For two years, residents of the Osceola County seat have cried foul over the the odor being emitted by Iowa Drying and Processing, which specializes in manufacturing and processing of food and feed grade products.

The 160,000-square-foot plant, which is the subject of protracted litigation with the city, and is now up for sale, has been in business since 2013. The 6.7-acre site, near the downtown business district, was previously occupied by Associated Milk Producers Inc.

The city and IDP initially had a strong relationship as the business brought new jobs to the community and filled a large, empty industrial space; however, things started to sour once the plant became operational.

“It’s always good to have a new business come to town, but sometimes that business doesn’t live up to standards one expects,” said Sibley resident Wade Ellerbroek. “People have the rights to enjoy their homes, being out in their yards and children at school shouldn’t have to stay in from recess because the smell is overpowering.”

Ellerbroek is the co-owner of Ellerbroek & Associates, a fifth-generation family-owned insurance and real estate company located around the corner from IDP. He said smells from the plant have hurt the town's image, blown real estate deals and hampered downtown businesses.

"I've seen people that have gone into restaurants and say the smell is so bad they can't eat and turn around and leave," Ellerbroek said. "I've seen people walking up and down Main Street holding their noses and covering their mouths.
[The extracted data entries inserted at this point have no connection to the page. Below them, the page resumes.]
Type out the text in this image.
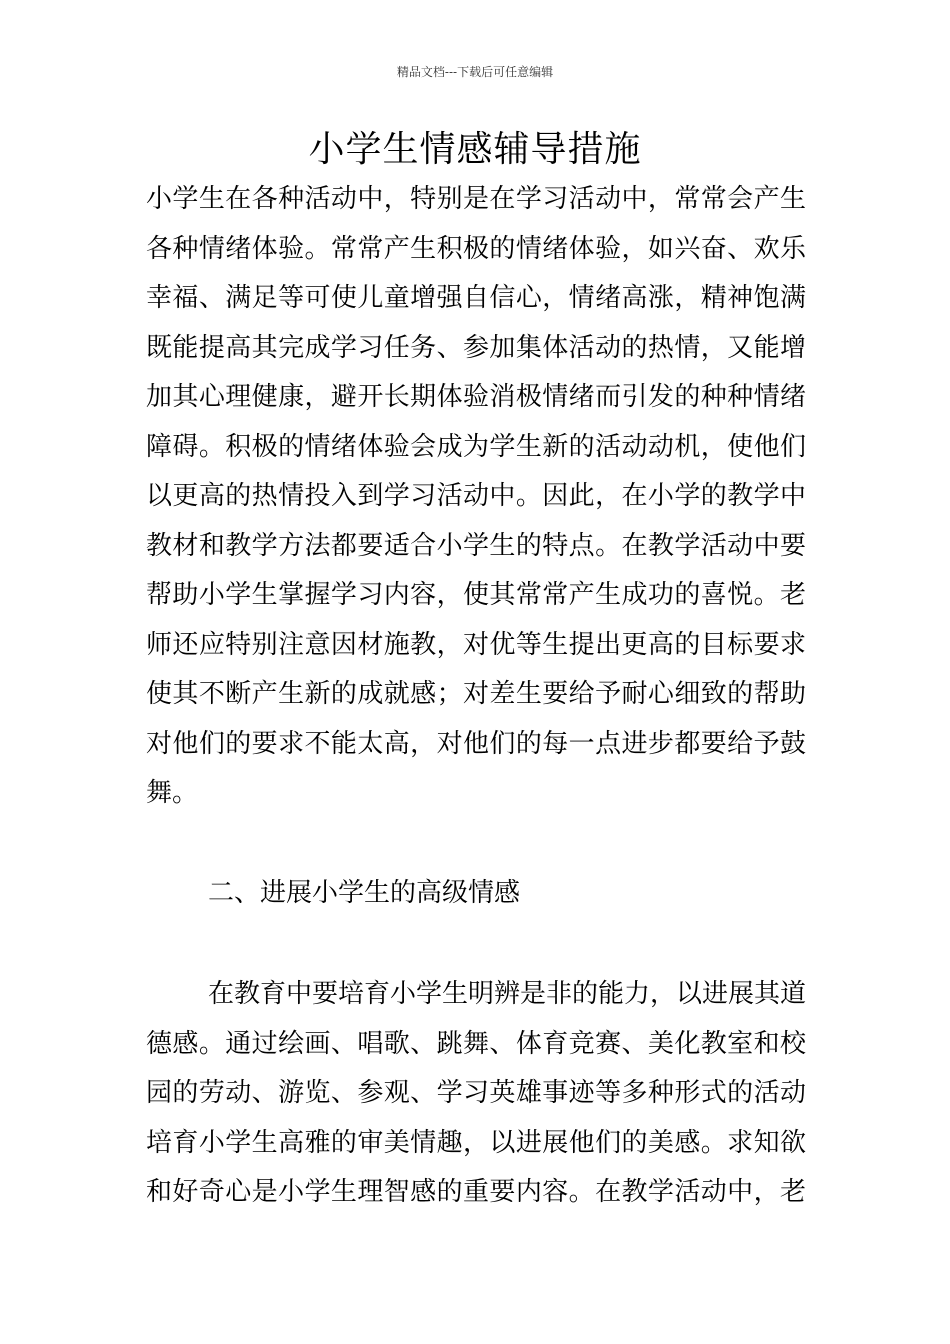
精品文档---下载后可任意编辑
小学生情感辅导措施
小学生在各种活动中，特别是在学习活动中，常常会产生
各种情绪体验。常常产生积极的情绪体验，如兴奋、欢乐
幸福、满足等可使儿童增强自信心，情绪高涨，精神饱满
既能提高其完成学习任务、参加集体活动的热情，又能增
加其心理健康，避开长期体验消极情绪而引发的种种情绪
障碍。积极的情绪体验会成为学生新的活动动机，使他们
以更高的热情投入到学习活动中。因此，在小学的教学中
教材和教学方法都要适合小学生的特点。在教学活动中要
帮助小学生掌握学习内容，使其常常产生成功的喜悦。老
师还应特别注意因材施教，对优等生提出更高的目标要求
使其不断产生新的成就感；对差生要给予耐心细致的帮助
对他们的要求不能太高，对他们的每一点进步都要给予鼓
舞。
二、进展小学生的高级情感
在教育中要培育小学生明辨是非的能力，以进展其道
德感。通过绘画、唱歌、跳舞、体育竞赛、美化教室和校
园的劳动、游览、参观、学习英雄事迹等多种形式的活动
培育小学生高雅的审美情趣，以进展他们的美感。求知欲
和好奇心是小学生理智感的重要内容。在教学活动中，老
I think it has affected some buying decisions on real estate."

The businessman describes the primary odor “as rancid and dead animal-like,” but said it varies based on what the company is manufacturing on any given day.
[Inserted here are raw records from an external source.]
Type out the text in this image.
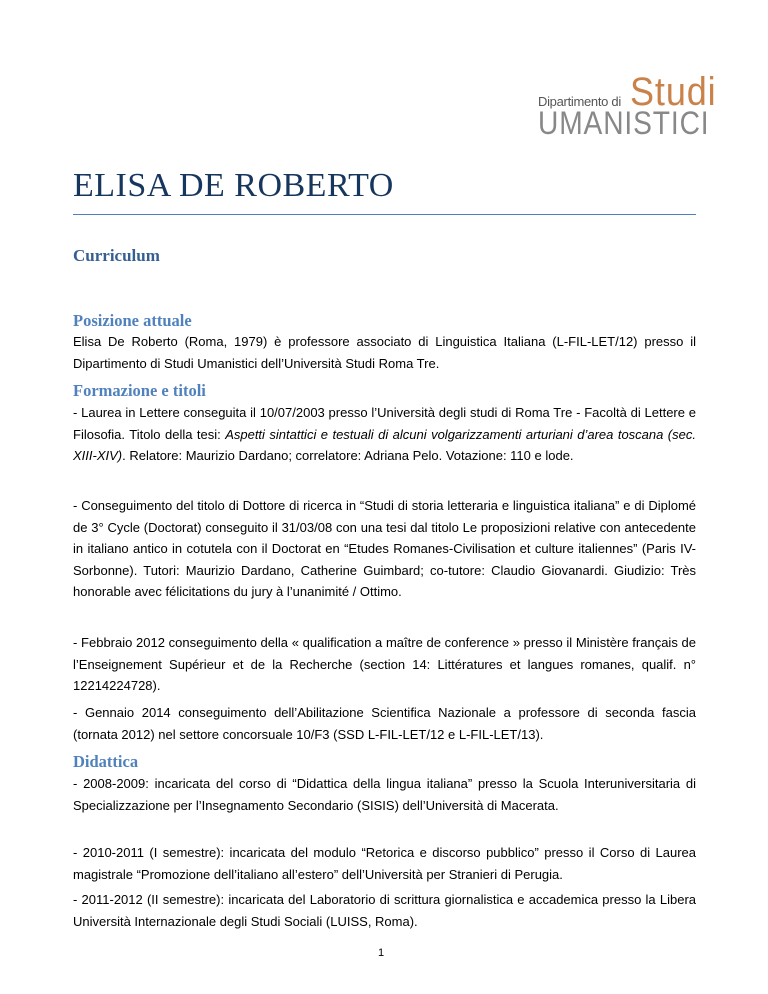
Dipartimento di Studi
UMANISTICI
ELISA DE ROBERTO
Curriculum
Posizione attuale
Elisa De Roberto (Roma, 1979) è professore associato di Linguistica Italiana (L-FIL-LET/12) presso il Dipartimento di Studi Umanistici dell’Università Studi Roma Tre.
Formazione e titoli
- Laurea in Lettere conseguita il 10/07/2003 presso l’Università degli studi di Roma Tre - Facoltà di Lettere e Filosofia. Titolo della tesi: Aspetti sintattici e testuali di alcuni volgarizzamenti arturiani d’area toscana (sec. XIII-XIV). Relatore: Maurizio Dardano; correlatore: Adriana Pelo. Votazione: 110 e lode.
- Conseguimento del titolo di Dottore di ricerca in “Studi di storia letteraria e linguistica italiana” e di Diplomé de 3° Cycle (Doctorat) conseguito il 31/03/08 con una tesi dal titolo Le proposizioni relative con antecedente in italiano antico in cotutela con il Doctorat en “Etudes Romanes-Civilisation et culture italiennes” (Paris IV-Sorbonne). Tutori: Maurizio Dardano, Catherine Guimbard; co-tutore: Claudio Giovanardi. Giudizio: Très honorable avec félicitations du jury à l’unanimité / Ottimo.
- Febbraio 2012 conseguimento della « qualification a maître de conference » presso il Ministère français de l’Enseignement Supérieur et de la Recherche (section 14: Littératures et langues romanes, qualif. n° 12214224728).
- Gennaio 2014 conseguimento dell’Abilitazione Scientifica Nazionale a professore di seconda fascia (tornata 2012) nel settore concorsuale 10/F3 (SSD L-FIL-LET/12 e L-FIL-LET/13).
Didattica
- 2008-2009: incaricata del corso di “Didattica della lingua italiana” presso la Scuola Interuniversitaria di Specializzazione per l’Insegnamento Secondario (SISIS) dell’Università di Macerata.
- 2010-2011 (I semestre): incaricata del modulo “Retorica e discorso pubblico” presso il Corso di Laurea magistrale “Promozione dell’italiano all’estero” dell’Università per Stranieri di Perugia.
- 2011-2012 (II semestre): incaricata del Laboratorio di scrittura giornalistica e accademica presso la Libera Università Internazionale degli Studi Sociali (LUISS, Roma).
1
Odors from the plant became so unbearable that the city began issuing multiple citations of $750 — the maximum amount it could charge at the time — to IDP labeling the smell a nuisance.
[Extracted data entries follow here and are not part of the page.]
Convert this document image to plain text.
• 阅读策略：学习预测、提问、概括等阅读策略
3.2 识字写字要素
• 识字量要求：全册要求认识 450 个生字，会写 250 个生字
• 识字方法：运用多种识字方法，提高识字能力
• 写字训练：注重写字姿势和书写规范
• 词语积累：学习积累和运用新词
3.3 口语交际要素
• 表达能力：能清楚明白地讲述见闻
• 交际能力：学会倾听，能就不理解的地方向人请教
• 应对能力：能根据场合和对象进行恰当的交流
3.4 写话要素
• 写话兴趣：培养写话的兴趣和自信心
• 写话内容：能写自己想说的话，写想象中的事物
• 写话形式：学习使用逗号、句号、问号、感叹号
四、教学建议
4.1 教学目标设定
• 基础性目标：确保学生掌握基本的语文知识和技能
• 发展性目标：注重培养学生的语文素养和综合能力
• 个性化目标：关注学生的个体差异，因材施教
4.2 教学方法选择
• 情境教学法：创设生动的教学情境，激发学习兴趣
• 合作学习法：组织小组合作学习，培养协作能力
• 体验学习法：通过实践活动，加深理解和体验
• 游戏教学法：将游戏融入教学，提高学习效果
In January, the city council passed an ordinance increasing the maximum fine to $1,000.

“We changed our nuisance ordinances to put a little more force on our citations,” said city attorney Harold Dawson.

Dawson said the city has levied nearly $40,000 against IDP, the most recent of which was issued on Oct. 31. So far, none have been paid.

Throughout this year, the city council has been trying to find a way to come up with an amicable solution to the odor problems.

“What the city was trying to do was basically put in place a procedure where we could get an engineer involved and spend up to $50,000 and see how they could operate the plant and have the necessary equipment to abate any further nuisances,” Dawson said.

“Of course, at this point in time, that objective is never going to be reached.”

IDP would have footed the bill for the engineering study and upgrades to the plant, something the company objected to. When the company declined to comply with that arrangement, the city filed suit against IDP, which filed a countersuit shortly afterwards.

A trial is slated for July 18; however, a settlement hearing is set for June.

Dawson thinks the situation will be resolved before either of those dates are reached. IDP’s parent company, North Central Companies of the Twin Cities, put the plant up for sale in September for $5.5 million.

A representative for North Central Companies confirmed the building was still on the market, but declined to provide anymore information on the situation with Sibley. 

“They are not shut down, but they are effectively shut down as far as doing the majority of the products they were they doing before, so they are not doing any more rendered products, but they are still in operation,” Dawson said.

“Basically, the plant is for sale and so they are eventually hoping to sell the plant. At this time, it doesn’t look like they are ever going to operate the plant like they were previously on an ongoing basis,” he continued.

In Harold’s view, IDP is keeping the plant somewhat operational until it finds a buyer for the facility.

“The city never did achieve its objective as far as getting a viable plant there with the odor abatement equipment and we know that’s not going to happen,” Dawson said. “So everything is, like I said, kind of put on hold.”

The IDP plant had 26 full-time employees at the beginning of this year; however, that number has seemed to dwindle alongside the plant’s production capabilities. The plant was expected to bring 30 or more full-time jobs to Sibley as part of an agreement with the Iowa Economic Development Authority, which had pledged to provide $150,000 in incentives to IDP.

IDP asked the Des Moines-based state economic group to terminate its contract with the organization when its due diligence committee met on Oct. 26.

While Ellerbroek hates to see Sibley lose jobs, he supports the city wholeheartedly in this fight.

“The city needs to stand strong on their position and enforce the nuisance ordinance," he said.